Khan had claimed that the Sharif government had conducted an electoral fraud in the 2013 general elections in which his party won a mere 35 seats in the parliament.

It is not just Khan who has called for a protest against Sharif. Pakistani Awami Tehreek leader Dr Tahirul Qadri has also called for a "revolution march" on the same day.

Qadri, in fact, has given an ominous call for revolution, saying, "We will not return from Islamabad without bringing about revolution and without changing the system. Kill anyone who returns [to Lahore] without completing the job", as quoted by The Express Tribune.

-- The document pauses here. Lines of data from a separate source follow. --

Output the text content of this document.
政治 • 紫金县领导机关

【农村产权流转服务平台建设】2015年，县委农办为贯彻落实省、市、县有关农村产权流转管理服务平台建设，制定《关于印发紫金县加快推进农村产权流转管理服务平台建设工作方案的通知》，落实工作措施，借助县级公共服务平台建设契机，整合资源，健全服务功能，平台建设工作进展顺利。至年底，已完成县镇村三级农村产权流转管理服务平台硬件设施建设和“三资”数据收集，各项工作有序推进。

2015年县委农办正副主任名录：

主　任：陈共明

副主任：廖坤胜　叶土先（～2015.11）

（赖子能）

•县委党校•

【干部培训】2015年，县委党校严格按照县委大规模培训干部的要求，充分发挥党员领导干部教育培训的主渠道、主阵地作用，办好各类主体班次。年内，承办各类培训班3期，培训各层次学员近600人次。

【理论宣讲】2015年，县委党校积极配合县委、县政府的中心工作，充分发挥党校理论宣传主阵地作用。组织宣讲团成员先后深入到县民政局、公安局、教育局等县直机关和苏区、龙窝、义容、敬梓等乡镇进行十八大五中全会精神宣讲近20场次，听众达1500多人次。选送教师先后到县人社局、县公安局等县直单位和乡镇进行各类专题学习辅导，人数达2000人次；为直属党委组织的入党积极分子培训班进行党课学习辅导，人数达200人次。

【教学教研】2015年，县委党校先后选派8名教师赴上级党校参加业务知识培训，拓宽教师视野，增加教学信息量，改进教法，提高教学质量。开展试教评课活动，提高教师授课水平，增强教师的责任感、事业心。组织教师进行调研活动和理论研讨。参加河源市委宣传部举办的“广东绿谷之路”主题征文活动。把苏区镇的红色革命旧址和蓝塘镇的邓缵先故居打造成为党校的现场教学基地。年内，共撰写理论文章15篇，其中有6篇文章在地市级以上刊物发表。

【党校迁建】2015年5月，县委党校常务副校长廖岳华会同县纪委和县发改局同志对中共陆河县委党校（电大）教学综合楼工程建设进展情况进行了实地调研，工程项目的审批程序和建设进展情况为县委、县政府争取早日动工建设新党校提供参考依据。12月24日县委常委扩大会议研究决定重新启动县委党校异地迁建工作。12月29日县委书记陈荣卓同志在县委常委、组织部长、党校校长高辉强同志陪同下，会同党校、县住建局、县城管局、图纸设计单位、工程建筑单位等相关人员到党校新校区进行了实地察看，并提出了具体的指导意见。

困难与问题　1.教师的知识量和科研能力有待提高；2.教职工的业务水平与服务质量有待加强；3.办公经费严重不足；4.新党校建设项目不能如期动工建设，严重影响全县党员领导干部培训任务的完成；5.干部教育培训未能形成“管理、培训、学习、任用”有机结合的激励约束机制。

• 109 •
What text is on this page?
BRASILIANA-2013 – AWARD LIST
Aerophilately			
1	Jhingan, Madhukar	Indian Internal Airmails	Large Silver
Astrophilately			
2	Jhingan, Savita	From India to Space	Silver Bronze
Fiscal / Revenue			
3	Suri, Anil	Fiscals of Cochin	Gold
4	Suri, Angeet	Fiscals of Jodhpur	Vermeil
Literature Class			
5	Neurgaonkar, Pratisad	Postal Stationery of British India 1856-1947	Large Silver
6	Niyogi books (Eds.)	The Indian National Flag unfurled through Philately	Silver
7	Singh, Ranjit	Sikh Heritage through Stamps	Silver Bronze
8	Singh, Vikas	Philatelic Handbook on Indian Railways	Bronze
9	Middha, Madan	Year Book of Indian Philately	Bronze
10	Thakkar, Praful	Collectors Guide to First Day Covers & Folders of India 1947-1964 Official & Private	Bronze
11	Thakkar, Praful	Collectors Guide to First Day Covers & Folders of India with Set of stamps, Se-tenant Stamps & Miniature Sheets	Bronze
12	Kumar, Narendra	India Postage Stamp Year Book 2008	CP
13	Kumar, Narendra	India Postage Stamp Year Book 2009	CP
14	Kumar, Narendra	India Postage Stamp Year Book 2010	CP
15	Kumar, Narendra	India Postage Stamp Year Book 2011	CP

Reports suggest that the anger fuelled by the political leaders and the growing public discontentment could make enough room for the army to step in through a coup, which would make it the fourth coup in the country since its Independence in 1947.

"Everybody's talking about the military alternative," Muhammad Waseem, professor of political science at the Lahore University of Management Sciences, told Bloomberg.

Khan, who is calling for the protest against Sharif, however, refuted that he was rooting for a military coup. "This (the protest) does not mean I am calling the army," Khan was quoted saying by Bloomberg. "Otherwise I would've said I don't recognize the elections from Day One. People are being scared that if you come out on the roads, the army will take over."

The general anger against Sharif is because of his failure to deliver on his electoral promises made last year, such as addressing the energy shortage that has gripped the nation. But the main protest against him is rooted in his record of crony and centralised governance.

What has added to speculations - of the military stepping in - is its tense relations with the current government. Sharif had been ousted in a coup by General Pervez Musharaf in 1999 and the two have shared hostile relations ever since.

Reports also suggest that the Pakistan Army does not approve of Sharif's approach to the Taliban issue in the country, with the latter attempting to reach out to the militants through talks.

The state of affairs in Pakistan are falling low enough for the Army to feel the need to step in, and a Pakistani analyst told the Eurasia Review that "Pakistan is passing through the worst time of instability in bloodshed and political dissent."